A little while ago, I finally finished Patrick Rothuss’ The Name of the Wind, after giving it a second chance. My second attempt, though much more enjoyable than my first (I actually finished with it, instead of just getting 10 percent through), still urged me to immediately post the following blurb on Amazon from my Kindle:
Narrated in the first person by Kvothe (pronounced quothe), The Name of the Wind is a smug, self-congratulatory account of how a self-righteous brat manages to get his way again and again thanks to luck and Rothfuss’s half-convincing displays of his main character’s cleverness. Mostly good prose and background story earns this novel two stars, but Rothfuss’s setting would be much better not see through the lens of Kvothe’s narration, which is like listening to a compulsive liar try and make up for obvious self-esteem issues.

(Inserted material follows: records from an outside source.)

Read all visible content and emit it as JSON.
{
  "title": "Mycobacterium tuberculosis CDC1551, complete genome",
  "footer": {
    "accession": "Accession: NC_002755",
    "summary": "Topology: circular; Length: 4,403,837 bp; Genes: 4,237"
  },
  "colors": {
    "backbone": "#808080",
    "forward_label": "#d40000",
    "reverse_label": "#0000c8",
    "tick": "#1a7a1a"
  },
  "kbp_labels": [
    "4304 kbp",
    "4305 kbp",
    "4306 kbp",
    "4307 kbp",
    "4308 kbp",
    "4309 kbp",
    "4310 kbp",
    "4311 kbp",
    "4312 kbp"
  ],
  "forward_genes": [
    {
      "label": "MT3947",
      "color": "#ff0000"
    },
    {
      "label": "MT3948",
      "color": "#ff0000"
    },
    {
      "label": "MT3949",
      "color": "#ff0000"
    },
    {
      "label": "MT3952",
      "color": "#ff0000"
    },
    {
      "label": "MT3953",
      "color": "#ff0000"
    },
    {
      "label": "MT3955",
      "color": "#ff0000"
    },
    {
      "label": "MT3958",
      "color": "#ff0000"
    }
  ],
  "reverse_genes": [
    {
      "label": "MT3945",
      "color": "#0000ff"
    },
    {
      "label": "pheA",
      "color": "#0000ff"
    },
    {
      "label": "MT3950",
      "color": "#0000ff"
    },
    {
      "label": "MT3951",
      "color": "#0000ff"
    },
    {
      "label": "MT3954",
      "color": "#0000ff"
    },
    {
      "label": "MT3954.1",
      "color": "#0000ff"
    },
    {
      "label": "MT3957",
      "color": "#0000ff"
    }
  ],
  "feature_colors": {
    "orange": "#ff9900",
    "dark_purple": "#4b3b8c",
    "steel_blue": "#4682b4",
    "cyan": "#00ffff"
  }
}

In all honesty, though, it’s a wonder that the novel isn’t worse than it is; it breaks all the unwritten rules of writing a good story. The story, at first, is told in the third-person present, but soon the action devolves into long stretches of past-tense narration, in the form of protagonist Kvothe telling his story to a chronicler named… Chronicler. Kvothe is arrogant and self-absorbed, and neither he nor any of the other characters display any relevant level of personal growth or development, which is a real shame considering the various trials they go through together.
The Name of the Wind is often described as a novel for Harry Potter fans wanting more. While I’m not huge HP fan, I couldn’t help but find some irony in the fact that this novel made me want to return to Hogwarts. The best parts are, without a doubt, when Kvothe is living at the magic University, getting along with his various peers. But even Rowling approaches her own characters with more of a critical eye. Harry becomes a whiny jerk by his teens, but Rowling, unlike Rothfuss, never gives you the impression that Harry’s commendable for being so. Kvothe, in contrast, loves victimizing himself, even when the trouble he gets himself in is well-deserved and long overdue. And Rothfuss expects you to feel good about it, when Kvothe’s cleverness grants him another free pass.
Lots of people like The Name of the Wind. Lots of people also like the idea that they’re always right, and the other guys is always wrong, and any bad things that happen are obviously someone else’s fault.